NASA releases images of Saturn's largest moon Titan with its dunelands!

Titan's image was taken with the Cassini spacecraft narrow-angle camera on July 25, 2015 using a spectral filter sensitive to wavelengths of near-infrared light centered at 938 nanometers.

Last Updated: Nov 03, 2015, 16:41 PM IST
NASA releases images of Saturn's largest moon Titan with its dunelands!
Image courtesy: NASA

Zee Media Bureau

New Delhi: NASA's Cassini-Huygens flyby mission has been in the news for quite some time. Just days after unveiling new images of the plumes of Enceladus, the team has published an image of Saturn’s moon Titan with its dunes.

On Monday, NASA shared a new Cassini image showcasing the dunelands of Titan, the largest of Saturn's moons.
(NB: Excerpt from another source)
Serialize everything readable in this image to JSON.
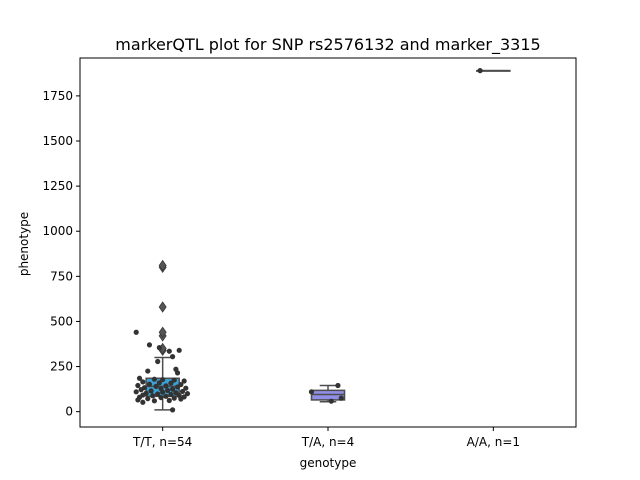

According to NASA, Saturn's frigid moon Titan has some characteristics that are oddly similar to Earth, but still slightly alien. It has clouds, rain and lakes (made of methane and ethane), a solid surface (made of water ice), and vast dune fields (filled with hydrocarbon sands).

Through the haze of Titan's atmosphere, the image reveals two vast regions of dunes, Fensal to the north and Aztlan to the south.

Titan's dunes are made of hydrocarbon sands. A patch of vertically oriented dunes connects the two regions, forming an dark H-like shape on the moon's otherwise white icy surface.

According to UPI, unlike Earth, Titan barely receives any sun. Yet, its atmosphere, comprised mostly of methane, is twice as thick as Earth's. Methane's greenhouse gas effect keeps Titan warmer than it would otherwise be, that is, a balmy negative 179 degrees Celsius.

NASA has furthermore said that Titan's image was taken with the Cassini spacecraft narrow-angle camera on July 25, 2015 using a spectral filter sensitive to wavelengths of near-infrared light centered at 938 nanometers.

The view was obtained at a distance of approximately 450,000 miles (730,000 kilometers) from Titan and at a Sun-Titan-spacecraft, or phase, angle of 32 degrees. Image scale is 3 miles (4 kilometers) per pixel.